## Problem Statement

#### Hate Speech Classification

Hate speech is an unfortunately common occurrence on the Internet. Often social media sites like Facebook and Twitter face the problem of identifying and censoring problematic posts while weighing the right to freedom of speech. The importance of detecting and moderating hate speech is evident from the strong connection between hate speech and actual hate crimes. Early identification of users promoting hate speech could enable outreach programs that attempt to prevent an escalation from speech to action.

The objective of this task is to detect hate speech in tweets. For the sake of simplicity, we say a tweet contains hate speech if it has a racist or sexist sentiment associated with it. So, the task is to classify racist or sexist tweets from other tweets.

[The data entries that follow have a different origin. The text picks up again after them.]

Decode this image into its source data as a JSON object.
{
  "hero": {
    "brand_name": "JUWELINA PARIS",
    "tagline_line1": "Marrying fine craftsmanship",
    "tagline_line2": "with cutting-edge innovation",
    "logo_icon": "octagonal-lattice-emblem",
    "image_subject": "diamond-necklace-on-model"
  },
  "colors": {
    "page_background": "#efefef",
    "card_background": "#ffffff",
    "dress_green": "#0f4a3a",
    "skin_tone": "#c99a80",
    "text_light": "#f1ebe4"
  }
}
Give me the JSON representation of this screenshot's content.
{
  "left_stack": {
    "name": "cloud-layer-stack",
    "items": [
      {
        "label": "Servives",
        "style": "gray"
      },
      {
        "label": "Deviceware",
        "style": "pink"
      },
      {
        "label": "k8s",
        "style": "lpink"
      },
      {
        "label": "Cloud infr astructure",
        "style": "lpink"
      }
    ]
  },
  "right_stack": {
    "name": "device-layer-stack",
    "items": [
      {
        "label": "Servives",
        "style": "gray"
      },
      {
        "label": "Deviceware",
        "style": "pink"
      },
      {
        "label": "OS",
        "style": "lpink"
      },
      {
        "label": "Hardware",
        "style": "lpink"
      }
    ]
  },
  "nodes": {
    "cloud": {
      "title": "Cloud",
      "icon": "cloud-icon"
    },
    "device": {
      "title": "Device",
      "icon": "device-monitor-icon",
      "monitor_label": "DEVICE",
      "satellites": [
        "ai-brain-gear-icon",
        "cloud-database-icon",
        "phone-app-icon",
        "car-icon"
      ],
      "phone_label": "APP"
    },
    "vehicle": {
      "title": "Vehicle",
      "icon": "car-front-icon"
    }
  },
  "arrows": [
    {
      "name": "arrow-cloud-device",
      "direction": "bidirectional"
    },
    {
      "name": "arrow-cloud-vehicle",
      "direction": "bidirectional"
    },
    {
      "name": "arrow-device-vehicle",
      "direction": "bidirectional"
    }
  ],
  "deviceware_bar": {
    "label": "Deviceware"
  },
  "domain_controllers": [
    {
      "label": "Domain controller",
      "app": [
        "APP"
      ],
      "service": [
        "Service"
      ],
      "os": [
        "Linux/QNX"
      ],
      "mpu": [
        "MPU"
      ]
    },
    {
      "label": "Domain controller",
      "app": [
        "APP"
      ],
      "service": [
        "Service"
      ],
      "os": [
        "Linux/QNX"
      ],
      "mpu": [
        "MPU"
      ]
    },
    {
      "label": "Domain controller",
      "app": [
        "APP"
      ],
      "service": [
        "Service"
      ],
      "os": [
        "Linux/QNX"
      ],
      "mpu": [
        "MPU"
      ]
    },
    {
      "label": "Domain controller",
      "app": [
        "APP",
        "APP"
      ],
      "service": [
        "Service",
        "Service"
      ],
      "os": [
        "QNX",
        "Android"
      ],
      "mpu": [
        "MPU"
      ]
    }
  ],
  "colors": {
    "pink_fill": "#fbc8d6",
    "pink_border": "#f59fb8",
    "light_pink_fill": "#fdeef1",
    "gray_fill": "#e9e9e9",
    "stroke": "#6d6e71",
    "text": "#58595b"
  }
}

Formally, given a training sample of tweets and labels, where label '1' denotes the tweet is racist/sexist and label '0' denotes the tweet is not racist/sexist, your objective is to predict the labels on the test dataset.

#### Data Source 
https://datahack.analyticsvidhya.com/contest/hate-speech-classification/

### 1. Import Libraries

In [1]:
import pandas as pd
import numpy as np
import pandas as pd
import numpy as np
import re
import string
from sklearn.model_selection import train_test_split
from sklearn import metrics
import nltk
import os
import gc
from keras.preprocessing import sequence,text
from keras.preprocessing.text import Tokenizer
from keras.models import Sequential
from keras.layers import Input, Dense,Dropout,Embedding,LSTM, CuDNNGRU, Conv1D,GlobalMaxPooling1D,Flatten,MaxPooling1D,GRU,GlobalMaxPool1D,SpatialDropout1D,Bidirectional
from keras.callbacks import EarlyStopping
from keras.utils import to_categorical
from keras.models import Model
from keras import initializers, regularizers, constraints, optimizers, layers
from keras.losses import categorical_crossentropy
from keras.optimizers import Adam
from sklearn.model_selection import train_test_split
from sklearn.metrics import accuracy_score,confusion_matrix,classification_report,f1_score
import matplotlib.pyplot as plt
from nltk.corpus import stopwords
from nltk.stem.wordnet import WordNetLemmatizer
import warnings
warnings.filterwarnings("ignore")

Using TensorFlow backend.


### 2. Load train and test dataset

In [2]:
## load dataset
train = pd.read_csv("train.csv")
test = pd.read_csv("test_tweets.csv")

train.head()

Unnamed: 0,id,label,tweet
0,1,0,@user when a father is dysfunctional and is s...
1,2,0,@user @user thanks for #lyft credit i can't us...
2,3,0,bihday your majesty
3,4,0,#model i love u take with u all the time in ...
4,5,0,factsguide: society now #motivation


In [3]:
test.head()

Unnamed: 0,id,tweet
0,31963,#studiolife #aislife #requires #passion #dedic...
1,31964,@user #white #supremacists want everyone to s...
2,31965,safe ways to heal your #acne!! #altwaystohe...
3,31966,is the hp and the cursed child book up for res...
4,31967,"3rd #bihday to my amazing, hilarious #nephew..."


### 3. Data Cleaning

- punctuation removal
- stopwords removal
- lemitization

In [4]:
punctuation = string.punctuation
stopword = stopwords.words("english")

lem = WordNetLemmatizer()

def clean(text):
    
    text = text.lower()
    
    text = re.sub(r"http\S+", "", text)
    
    # punctuation removal
    text = "".join(p for p in text if p not in punctuation)
    
    # stopwords removal
    words = text.split()
    words = [w for w in words if w not in stopword]
    
    # lemitization
    words = [lem.lemmatize(word,'v') for word in words]
    words = [lem.lemmatize(word,'n') for word in words]
    
    text = " ".join(words)
    
    return text

In [5]:
train['cleaned'] = train['tweet'].apply(clean)
test['cleaned'] = test['tweet'].apply(clean)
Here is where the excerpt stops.